Fahrzeughalter, die sich ein neues Auto zulegen möchten, achten in erster Linie auf einen möglichst niedrigen Kaufpreis für das gewünschte Modell. Doch dieser Aspekt ist bei weitem nicht der einzige, der ein günstiges Geschäft garantiert. Denn für jedes Fahrzeug fallen eine Menge Fixkosten bezüglich Unterhalt und Wartung an, die im ungünstigsten Fall eine eventuelle Kostenersparnis beim Kaufpreis schnell aufwiegen können. Darum sollten Verbraucher ihr Augenmerk auch auf die Höhe der Nebenkosten legen.
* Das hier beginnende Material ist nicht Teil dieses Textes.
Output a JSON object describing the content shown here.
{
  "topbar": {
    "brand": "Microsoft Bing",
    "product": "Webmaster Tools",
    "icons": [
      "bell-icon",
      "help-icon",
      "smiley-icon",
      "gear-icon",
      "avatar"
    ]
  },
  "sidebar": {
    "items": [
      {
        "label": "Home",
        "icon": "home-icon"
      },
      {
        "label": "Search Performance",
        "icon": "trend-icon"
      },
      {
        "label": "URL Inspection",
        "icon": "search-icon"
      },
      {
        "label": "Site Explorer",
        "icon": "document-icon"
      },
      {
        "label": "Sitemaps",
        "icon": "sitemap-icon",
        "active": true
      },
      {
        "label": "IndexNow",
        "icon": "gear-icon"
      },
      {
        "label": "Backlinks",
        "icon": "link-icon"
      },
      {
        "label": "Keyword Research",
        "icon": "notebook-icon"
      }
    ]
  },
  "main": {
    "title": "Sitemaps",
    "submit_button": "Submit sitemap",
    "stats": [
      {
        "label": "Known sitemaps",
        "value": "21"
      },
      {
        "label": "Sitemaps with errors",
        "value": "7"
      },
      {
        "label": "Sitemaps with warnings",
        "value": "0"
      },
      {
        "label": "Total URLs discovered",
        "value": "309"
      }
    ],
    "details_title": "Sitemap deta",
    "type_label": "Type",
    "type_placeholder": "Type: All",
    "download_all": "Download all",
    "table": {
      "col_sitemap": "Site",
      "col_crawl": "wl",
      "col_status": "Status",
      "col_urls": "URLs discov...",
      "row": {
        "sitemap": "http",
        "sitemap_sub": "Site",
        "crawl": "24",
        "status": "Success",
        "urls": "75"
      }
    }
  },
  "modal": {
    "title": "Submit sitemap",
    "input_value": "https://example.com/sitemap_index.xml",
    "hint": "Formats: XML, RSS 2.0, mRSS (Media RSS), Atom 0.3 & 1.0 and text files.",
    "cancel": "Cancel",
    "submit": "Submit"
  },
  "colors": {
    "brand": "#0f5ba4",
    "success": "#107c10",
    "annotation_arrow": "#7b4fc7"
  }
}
Hierzu gehört neben den Versicherungskosten und Aufwendungen für Wartung und eventuelle Reparaturen auch die anfallende KFZ Steuer.
Die KFZ Steuer wird von der Bundesrepublik Deutschland auf das Halten eines Fahrzeuges erhoben - was bedeutet, dass Autofahrer ab dem Tag der Zulassung ihres Wagens steuerpflichtig sind. Die KFZ Steuer wird jährlich entrichtet und gilt, solange das Auto zugelassen ist. Für die Anmeldung bei der Zulassungsstelle müssen Fahrzeughalter zusätzlich eine einmalige Gebühr entrichten.
Anfang des Jahres 2009 beschloss die damalige Regierung der Großen Koalition eine Reform der zuvor etwa 60 Jahre geltenden Besteuerungsregel für Kraftfahrzeuge. Diese basierte einerseits auf dem Hubraum des jeweiligen Fahrzeuges und andererseits auf dessen Kraftstoffart - entweder Benzin oder Diesel. Den eigentlichen Treibstoffverbrauch ließ diese Form der KFZ Steuer jedoch gänzlich unbeachtet, obwohl er eine hohe Relevanz besitzt.
Mit dem 1. Juli 2009 trat die neue KFZ Steuer in Kraft. Seitdem wird über den CO2-Ausstoß indirekt auch der jeweilige Verbrauch der besteuerten Autos in die Berechnung einbezogen. Dies gilt jedoch nur für Fahrzeuge, die seit Anfang Juli 2009 zugelassen wurden. Eine Überführung von älteren, noch immer der ausschließlich auf den Hubraum bezogenen KFZ Steuer unterlegenen Fahrzeugen in das neue CO2-bezogene Besteuerungsmodell ist für das Jahr 2013 vorgesehen. Genauere Informationen sind bislang nicht an die Öffentlichkeit gelangt.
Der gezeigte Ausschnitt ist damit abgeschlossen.